Andreas Voigt (4.v.l.) hält beim Rundgang mit der Kreistagsfraktion der CDU eine Graphitelektrode in den Händen, die für die Fertigung von Spritzgussformen für die Massenproduktion von Plastikteilen gebraucht werden. © SZ/DIetmar Thomas

Döbeln. Der Firma Albert Polenz sieht man ihr Alter nicht an. Im Jahr 1900 hatte der Firmengründer in Döbeln angefangen, Werkzeuge für die damals aufgeblühte Industrie zu fertigen. Damals noch Stanz-, Biege- und Prägewerkzeuge für die Massenproduktion von Blechwaren.

Im kommenden Jahr wird die Firma 125 Jahre alt. „Wir gehören zu den zehn ältesten Werkzeugbaufirmen in Deutschland“, sagte Andreas Voigt, Chef der Firma.

Historischen Charme sucht man in den Hallen aber vergeblich. Die Maschinen sind hochmodern.

Hochmoderne Technik

„Die kostet so viel wie ein Eigenheim“, erzählt der Firmenchef und zeigt auf eine der computergesteuerten Fräsmaschinen, mit der die Mitarbeiter Elektroden aus Graphit fertigen, mit denen hochpräzise komplexe Formen mit elektrischem Strom in Stahlplatten gebrannt werden.

Senkerodieren nennt sich dieser Vorgang. Nur mit dieser leistungsfähigen Technik sei ein Werkzeugbau heute wettbewerbsfähig, denn der Preisdruck sei enorm, sagt Voigt.

Die Fraktion der CDU im Kreistag hat am Mittwoch ihre Sitzung in der Firma abgehalten und sich den Landrat zum Thema Wirtschaftsförderung eingeladen. Voigt hat die Kreisräte zuvor durch den Betrieb geführt.

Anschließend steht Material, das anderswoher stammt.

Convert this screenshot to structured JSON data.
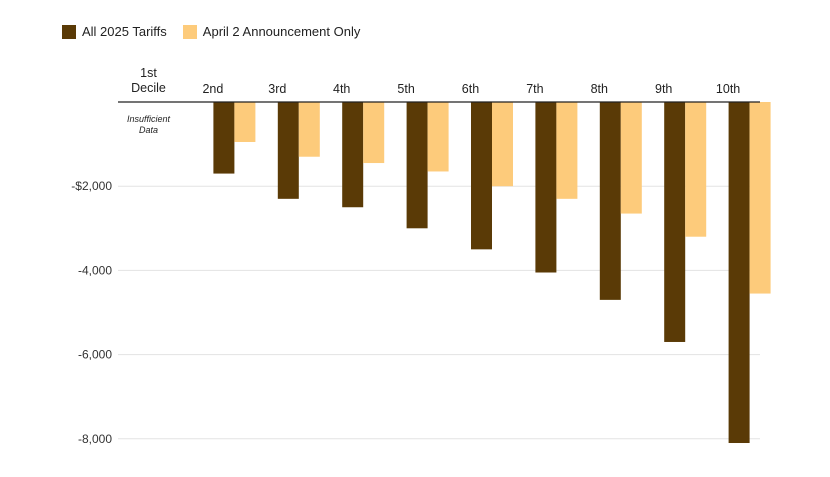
{
  "legend": [
    {
      "name": "All 2025 Tariffs",
      "color": "#5a3a06"
    },
    {
      "name": "April 2 Announcement Only",
      "color": "#fdcb7b"
    }
  ],
  "chart_data": {
    "type": "bar",
    "categories": [
      [
        "1st",
        "Decile"
      ],
      [
        "2nd"
      ],
      [
        "3rd"
      ],
      [
        "4th"
      ],
      [
        "5th"
      ],
      [
        "6th"
      ],
      [
        "7th"
      ],
      [
        "8th"
      ],
      [
        "9th"
      ],
      [
        "10th"
      ]
    ],
    "series": [
      {
        "name": "All 2025 Tariffs",
        "color": "#5a3a06",
        "values": [
          null,
          -1700,
          -2300,
          -2500,
          -3000,
          -3500,
          -4050,
          -4700,
          -5700,
          -8100
        ]
      },
      {
        "name": "April 2 Announcement Only",
        "color": "#fdcb7b",
        "values": [
          null,
          -950,
          -1300,
          -1450,
          -1650,
          -2000,
          -2300,
          -2650,
          -3200,
          -4550
        ]
      }
    ],
    "yticks": [
      {
        "value": -2000,
        "label": "-$2,000"
      },
      {
        "value": -4000,
        "label": "-4,000"
      },
      {
        "value": -6000,
        "label": "-6,000"
      },
      {
        "value": -8000,
        "label": "-8,000"
      }
    ],
    "ylim": [
      -8100,
      0
    ],
    "annotation": [
      "Insufficient",
      "Data"
    ],
    "title": "",
    "xlabel": "",
    "ylabel": "",
    "grid": true,
    "legend_position": "top-left"
  }
}
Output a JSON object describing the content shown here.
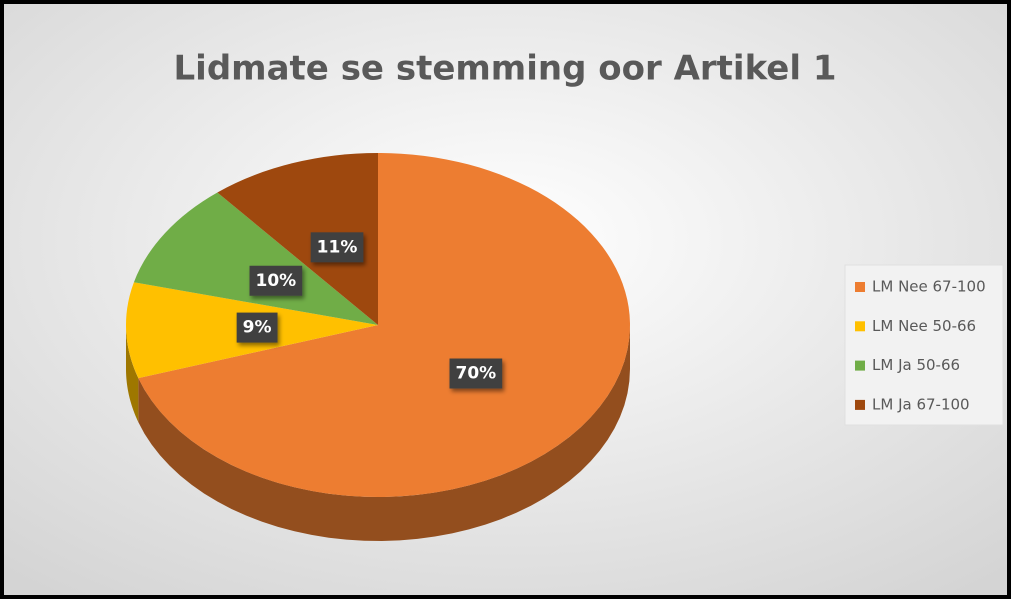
{
  "chart_data": {
    "type": "pie",
    "title": "Lidmate se stemming oor Artikel 1",
    "categories": [
      "LM Nee 67-100",
      "LM Nee 50-66",
      "LM Ja 50-66",
      "LM Ja 67-100"
    ],
    "values": [
      70,
      9,
      10,
      11
    ],
    "value_labels": [
      "70%",
      "9%",
      "10%",
      "11%"
    ],
    "colors": [
      "#ed7d31",
      "#ffc000",
      "#70ad47",
      "#9e480e"
    ],
    "legend": "right"
  }
}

„Wir wollen immer mal in Firmen gehen, um die Sorgen und Nöte mitzunehmen“, sagte Ronny Hofmann, der stellvertretende Fraktionsvorsitzende.

Sorgen hat Andreas Voigt bei der Ausbildung von Werkzeugmechanikern. Die Firma will auch in diesem Jahr Lehrlinge einstellen. Voigt beklagt aber, dass die künftigen Werkzeugmechaniker im ersten Lehrjahr für die Grundausbildung nach Freiberg müssen.

Sorgen bei Ausbildung

Bisher seien sie in der Berufsschule in Döbeln ausgebildet worden. Für die Azubis bedeute das mit dem Bus einen Zeitaufwand von bis zu fünf Stunden am Tag für den Hin- und Rückweg zur Schule, sagte Voigt.

Das sei eine schlechte Voraussetzung, wenn es darum geht, junge Leute für den interessanten und abwechslungsreichen Beruf zu begeistern. Ab dem zweiten Lehrjahr erfolge die theoretische Ausbildung in Chemnitz.

Die Werkzeugbaufirma fertigt heute ausschließlich Formen für die Massenproduktion von Kunststoffteilen. Und auch darin bleibt sie ihrer Tradition treu.

1928 hatte man bei der Firma Albert Polenz damit begonnen, Formen für die Verarbeitung von Kunststoff – damals noch der Pressstoff Bakelit – zu fertigen.

Heute sind es moderne Plastikwerkstoffe, die unter hohem Druck ihn die Formen gespritzt werden. Bis zu einer Million Teile pro Werkzeug seien garantiert, erklärt Voigt.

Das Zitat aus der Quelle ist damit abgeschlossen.